Хозяин остолбенело уставился на нее.
— Видите ли, — произнес он, понемногу взяв себя в руки, — вы слишком много позволяете себе, милая барышня.
Но ее слова все же подействовали. Он перестал ходить. Он не вышвырнул ее вон… Восемь сотен рабочих проклинали его, потому что боялись, потому что он мог выгнать их, и до профсоюза ему не было дела. Хозяин знал, чего он хочет. И как хочет! Широкоплечий, хладнокровный, улыбающийся, неумолимый. Вот они пришли, небольшая группа в рабочей одежде, чтобы заявить о своих требованиях, они стоят, смущенные выпавшей им честью, их выбрали за смелость и умение говорить, они крутят в руках синие кепки, а Хозяин выслушивает их, покуривая. Под конец они умолкают, кивают, выходят и не знают, как объяснить тем, кто ждет их, почему каждый раз воля Хозяина оказывается сильнее. Некоторые потом, в отместку, принимаются болтать, что у него завелась любовница, и не какая-нибудь, а в шубе, и их жены, слишком бедные для книг, с жадностью набрасываются на сплетню и передают ее дальше, с одного балкона на другой. Это жалкая пища для бедных, неутоленных, набожных душ.
Маленькая укладчица, потеряв от ревности самообладание, однажды осмелилась выкрикнуть ему в лицо, бледная, озлобленная, выдавая себя с головой: «Дамочка для города, укладчица для загорода!»

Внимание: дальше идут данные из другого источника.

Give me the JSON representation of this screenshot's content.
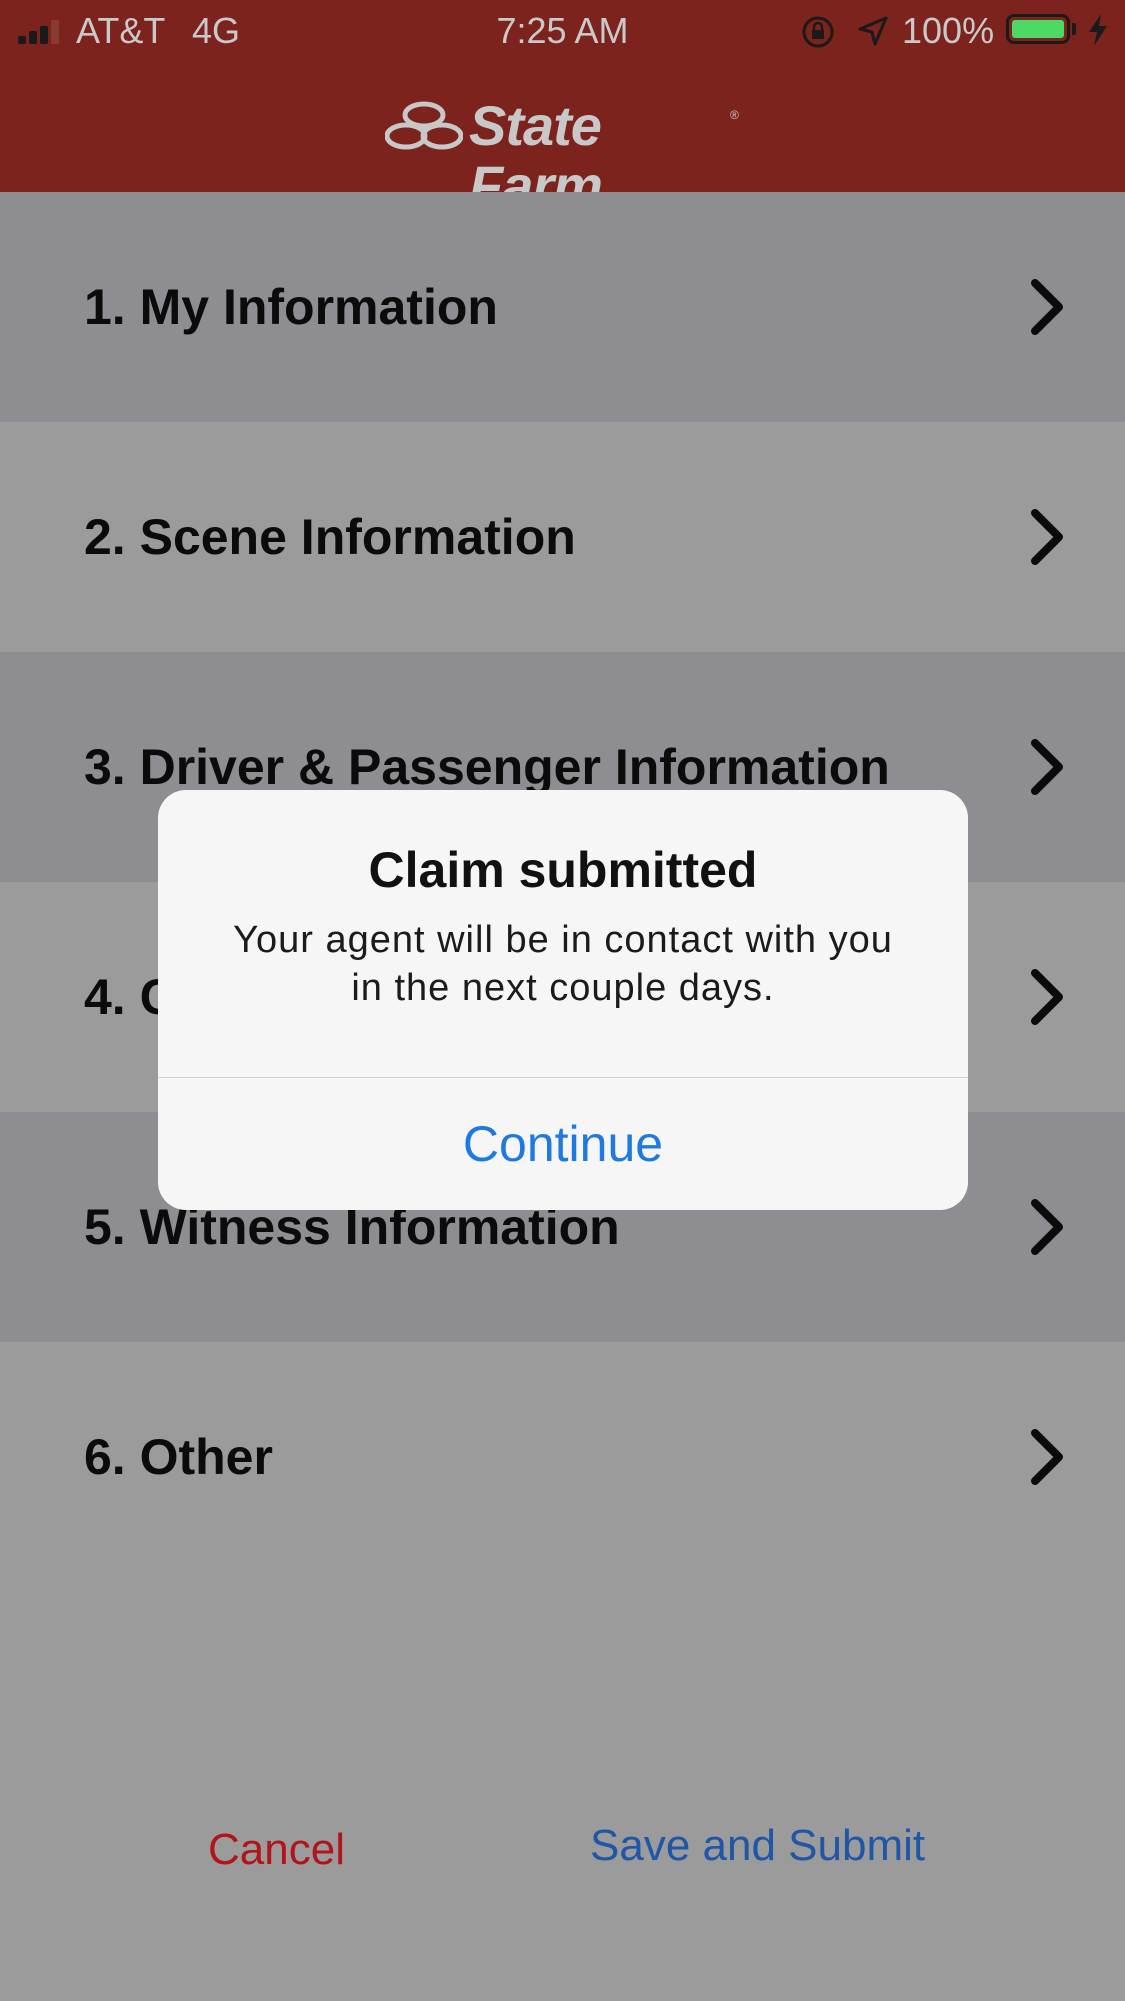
{
  "status_bar": {
    "carrier": "AT&T",
    "network": "4G",
    "time": "7:25 AM",
    "battery_percent": "100%",
    "battery_level": 1.0,
    "icons": [
      "signal-icon",
      "orientation-lock-icon",
      "location-icon",
      "battery-icon",
      "charging-bolt-icon"
    ]
  },
  "header": {
    "brand_name": "State Farm",
    "brand_mark": "®",
    "background_color": "#7c231d"
  },
  "menu": {
    "items": [
      {
        "label": "1. My Information"
      },
      {
        "label": "2. Scene Information"
      },
      {
        "label": "3. Driver & Passenger Information"
      },
      {
        "label": "4. C"
      },
      {
        "label": "5. Witness Information"
      },
      {
        "label": "6. Other"
      }
    ]
  },
  "footer": {
    "cancel_label": "Cancel",
    "save_label": "Save and Submit"
  },
  "dialog": {
    "title": "Claim submitted",
    "message": "Your agent will be in contact with you in the next couple days.",
    "button_label": "Continue",
    "accent_color": "#1e7ae0"
  }
}
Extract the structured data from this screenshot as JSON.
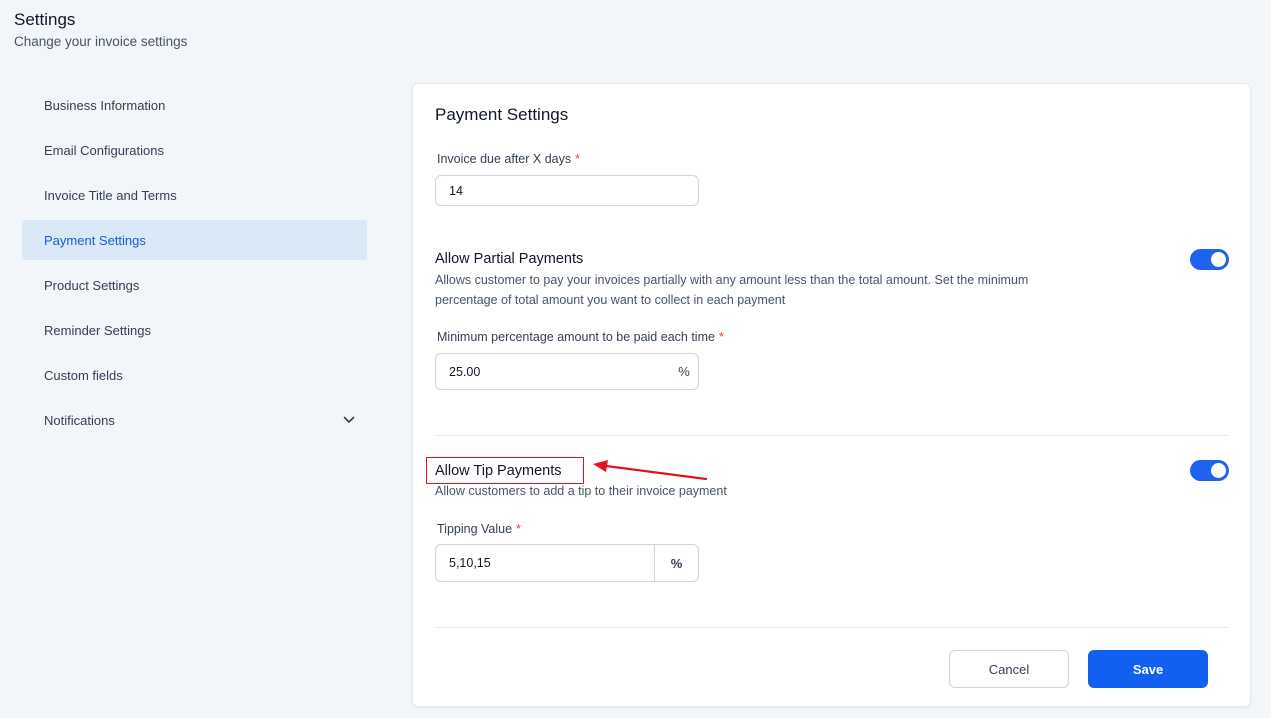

Хозяин уволил ее в конце месяца.
Ивонна продолжала стучать на машинке.
— Боже, — произносит она, нарушая повисшую тишину, — до чего же трусливы мужчины.
— Вы о чем?
— Такой мужчина, как вы! И боитесь любой крикливой девицы.
— То есть?
Она больше не отвечает. Отвращение застыло на ее лице, она ощущает это. Ей снится то, чего Хозяин от нее хочет, когда стоит за ее спиной, и она просыпается с выражением отвращения на лице. Иногда ей хочется положить голову в газовую духовку. В ванной ее пугает отражение в плитках, до того чужим ей кажется собственное тело, словно оно сохнет, утратив радости жизни, лишившись корней в какой-нибудь питающей его соками надежде… И еще другое, о чем не знает никто, — ребенок, так и не рожденный, он здесь, он растет и непостижимым образом здоровеет, он поглощает всю жизненную силу, вбирая ее в свою разрастающуюся смерть, он выглядывает из всех детей, которых матери вносят в трамвай, держат на коленях, ведут за руку. Нерожденный, он оказывается более реальным, более близким, чем все рожденное. Он пожирает весь мир, все сады и поля, луга и леса, словно полчище незримых гусениц, оставляющих от живых листьев только прожилки, и ее собственное тело он пожирает тоже, он пожирает все, все!